– А было ли у него право уехать в Брюссель без меня и утверждать, что он холостяк? – Пар поднимался над чашками с чаем – и над Ардетом тоже, Джини готова была в этом поклясться. Она поспешила продолжить: – Жена одного офицера, которая подружилась со мной, сообщила мне в письме, что скоро все они переберутся в Голландию. Мои наниматели любезно помогли мне собраться в путь. Я не могла, конечно, знать, что Бонапарту удалось возродить свою армию и выступить против союзников. Я всего лишь хотела, чтобы Элгин уведомил власти о нашем браке, тогда я стала бы получать содержание. Он обещал сделать это после сражения, но уже не смог.

Ардет встал и принялся расхаживать по гостиной, напомнив Джини голодную пантеру, которую она однажды видела в зверинце.

– Я сожалею о его смерти, – обратилась она к матери Элгина, – и сожалею о том, что не имела времени отдать должное уважение его памяти. Но у меня не было выбора. Никто не предложил мне помощь, кроме лорда Ардета. Я благодарю Господа за то, что он послал мне его.

Ей стоило бы вместо этого поблагодарить ад. Граф решил, что с него хватит.

– Те, кто по закону должны были поддержать и защитить миссис Маклин, покинули ее на произвол судьбы. Я имею в виду ее мужа, ее родственников и вас. – Он метнул красноречивый взгляд на леди Кормак. – Я считал своим долгом джентльмена обеспечить безопасность вашей невестки. Брак был наиболее простым и скорым способом это сделать.

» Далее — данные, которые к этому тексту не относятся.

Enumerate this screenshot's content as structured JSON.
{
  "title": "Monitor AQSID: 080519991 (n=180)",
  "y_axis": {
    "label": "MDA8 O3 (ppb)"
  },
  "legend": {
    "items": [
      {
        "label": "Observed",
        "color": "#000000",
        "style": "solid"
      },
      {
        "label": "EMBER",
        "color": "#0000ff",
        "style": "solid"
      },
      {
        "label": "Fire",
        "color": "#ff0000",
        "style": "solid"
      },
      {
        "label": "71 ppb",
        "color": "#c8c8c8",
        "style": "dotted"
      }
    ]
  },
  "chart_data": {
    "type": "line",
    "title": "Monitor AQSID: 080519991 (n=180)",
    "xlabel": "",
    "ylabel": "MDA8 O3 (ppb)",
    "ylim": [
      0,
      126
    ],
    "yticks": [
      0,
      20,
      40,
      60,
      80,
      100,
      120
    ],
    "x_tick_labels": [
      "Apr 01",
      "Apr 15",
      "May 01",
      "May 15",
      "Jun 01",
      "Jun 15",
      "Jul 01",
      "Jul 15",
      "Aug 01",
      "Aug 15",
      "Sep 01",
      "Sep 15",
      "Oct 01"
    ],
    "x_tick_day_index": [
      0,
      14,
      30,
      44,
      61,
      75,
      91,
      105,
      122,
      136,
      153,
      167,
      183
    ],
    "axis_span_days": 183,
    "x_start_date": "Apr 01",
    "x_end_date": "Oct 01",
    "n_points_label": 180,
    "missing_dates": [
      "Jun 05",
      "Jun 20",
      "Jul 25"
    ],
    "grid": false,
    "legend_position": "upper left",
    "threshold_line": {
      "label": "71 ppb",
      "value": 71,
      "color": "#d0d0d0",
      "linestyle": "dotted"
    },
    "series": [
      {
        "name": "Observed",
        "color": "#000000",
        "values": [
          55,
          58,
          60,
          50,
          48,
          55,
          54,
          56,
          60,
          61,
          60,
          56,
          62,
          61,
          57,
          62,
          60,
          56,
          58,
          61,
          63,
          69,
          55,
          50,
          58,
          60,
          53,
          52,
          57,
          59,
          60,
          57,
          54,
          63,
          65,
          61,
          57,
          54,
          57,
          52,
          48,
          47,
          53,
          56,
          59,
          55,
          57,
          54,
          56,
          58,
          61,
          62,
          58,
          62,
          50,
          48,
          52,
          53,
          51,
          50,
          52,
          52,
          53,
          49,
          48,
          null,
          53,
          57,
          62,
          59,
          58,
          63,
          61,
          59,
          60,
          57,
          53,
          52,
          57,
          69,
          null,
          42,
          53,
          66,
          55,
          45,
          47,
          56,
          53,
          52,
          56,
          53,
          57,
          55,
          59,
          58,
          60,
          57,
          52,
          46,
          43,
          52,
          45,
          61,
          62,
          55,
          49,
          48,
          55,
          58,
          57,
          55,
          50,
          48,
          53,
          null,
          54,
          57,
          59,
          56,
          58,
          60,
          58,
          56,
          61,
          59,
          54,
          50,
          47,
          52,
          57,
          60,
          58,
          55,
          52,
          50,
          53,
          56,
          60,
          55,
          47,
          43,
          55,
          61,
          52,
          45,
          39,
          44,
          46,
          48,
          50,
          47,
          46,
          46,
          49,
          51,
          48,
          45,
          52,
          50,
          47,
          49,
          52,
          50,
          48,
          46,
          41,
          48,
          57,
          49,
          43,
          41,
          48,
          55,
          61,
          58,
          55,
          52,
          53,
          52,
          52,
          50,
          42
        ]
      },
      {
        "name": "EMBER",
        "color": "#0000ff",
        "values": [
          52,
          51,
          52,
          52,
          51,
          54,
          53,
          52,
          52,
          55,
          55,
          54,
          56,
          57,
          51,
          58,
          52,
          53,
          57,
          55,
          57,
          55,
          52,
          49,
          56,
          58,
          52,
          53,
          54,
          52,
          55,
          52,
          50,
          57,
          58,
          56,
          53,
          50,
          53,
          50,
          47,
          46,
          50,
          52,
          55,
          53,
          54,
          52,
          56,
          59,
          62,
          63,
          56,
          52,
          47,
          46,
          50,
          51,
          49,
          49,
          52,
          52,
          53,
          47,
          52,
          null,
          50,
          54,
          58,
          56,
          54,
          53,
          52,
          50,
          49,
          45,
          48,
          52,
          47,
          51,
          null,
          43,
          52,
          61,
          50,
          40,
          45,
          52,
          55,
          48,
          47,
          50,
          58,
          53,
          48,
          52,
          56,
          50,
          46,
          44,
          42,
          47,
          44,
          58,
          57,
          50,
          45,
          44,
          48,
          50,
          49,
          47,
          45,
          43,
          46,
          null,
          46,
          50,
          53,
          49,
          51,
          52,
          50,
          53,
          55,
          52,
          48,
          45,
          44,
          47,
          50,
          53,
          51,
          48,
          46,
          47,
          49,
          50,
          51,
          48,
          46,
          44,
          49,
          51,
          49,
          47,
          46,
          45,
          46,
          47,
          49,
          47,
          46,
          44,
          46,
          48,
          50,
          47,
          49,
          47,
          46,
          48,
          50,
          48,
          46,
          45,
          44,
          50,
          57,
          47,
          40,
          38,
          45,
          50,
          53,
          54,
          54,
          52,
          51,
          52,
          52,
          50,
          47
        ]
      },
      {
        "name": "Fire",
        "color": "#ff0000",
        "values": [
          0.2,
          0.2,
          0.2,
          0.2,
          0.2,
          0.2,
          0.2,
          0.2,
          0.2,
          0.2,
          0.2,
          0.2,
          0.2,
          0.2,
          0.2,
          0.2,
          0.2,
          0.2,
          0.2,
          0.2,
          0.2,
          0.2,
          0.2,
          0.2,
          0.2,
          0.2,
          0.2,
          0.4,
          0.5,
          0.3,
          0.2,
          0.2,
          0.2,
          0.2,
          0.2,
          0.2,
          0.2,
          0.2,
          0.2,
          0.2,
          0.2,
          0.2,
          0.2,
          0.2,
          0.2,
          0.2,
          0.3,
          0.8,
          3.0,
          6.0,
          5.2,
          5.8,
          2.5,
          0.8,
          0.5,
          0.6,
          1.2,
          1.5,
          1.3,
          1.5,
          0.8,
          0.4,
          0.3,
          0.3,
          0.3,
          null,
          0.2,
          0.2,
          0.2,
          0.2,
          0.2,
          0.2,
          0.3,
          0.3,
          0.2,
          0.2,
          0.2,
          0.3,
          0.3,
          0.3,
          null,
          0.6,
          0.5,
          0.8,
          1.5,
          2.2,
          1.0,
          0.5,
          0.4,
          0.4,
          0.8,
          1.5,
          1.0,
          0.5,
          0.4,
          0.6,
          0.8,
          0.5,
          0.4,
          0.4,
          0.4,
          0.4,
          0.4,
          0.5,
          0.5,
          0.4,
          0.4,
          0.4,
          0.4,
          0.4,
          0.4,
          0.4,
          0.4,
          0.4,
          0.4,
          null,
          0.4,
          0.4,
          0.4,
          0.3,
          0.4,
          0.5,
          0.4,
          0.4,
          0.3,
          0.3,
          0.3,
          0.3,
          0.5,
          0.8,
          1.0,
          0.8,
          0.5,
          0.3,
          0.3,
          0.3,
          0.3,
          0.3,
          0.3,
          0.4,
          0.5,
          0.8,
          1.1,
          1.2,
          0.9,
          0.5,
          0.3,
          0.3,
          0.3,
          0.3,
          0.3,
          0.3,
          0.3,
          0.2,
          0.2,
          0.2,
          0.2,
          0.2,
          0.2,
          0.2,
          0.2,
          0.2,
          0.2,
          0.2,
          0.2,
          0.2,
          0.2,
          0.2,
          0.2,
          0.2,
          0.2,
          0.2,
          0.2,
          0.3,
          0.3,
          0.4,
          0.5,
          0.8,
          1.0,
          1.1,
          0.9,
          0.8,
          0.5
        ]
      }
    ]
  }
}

– Говорят, что она беременна. – Баронесса покосилась на платье Джини пониже груди. – Моим внуком.

Джини промолчала.

– Если бы ты, Имоджин, сообщила мне об этом, я оказала бы тебе денежную помощь. Титул барона нуждается во втором наследнике. Мальчик, которого родила твоя сестра, болен и слаб. Сомневаются даже, что он доживет до совершеннолетия, а Лоррейн не может произвести на свет второго ребенка.

– Сожалею об этом. Я имею в виду здоровье мальчика. Мы с сестрой не поддерживаем отношения. Мои письма с просьбами о помощи она вернула нераспечатанными.

Леди Кормак предпочла умолчать о том, что ею самой эти письма были прочитаны. Она сочла их слезливой чепухой дрянной девчонки, которая вполне заслужила все свои неприятности. И решила не отвечать. Свекровь не слишком жаловала и свою вторую невестку и тяжело переживала нездоровье рожденного ею наследника. Сама она родила своему, ныне покойному, супругу двух здоровых сыновей, но теперь склонна была считать, что все обратилось в ничто.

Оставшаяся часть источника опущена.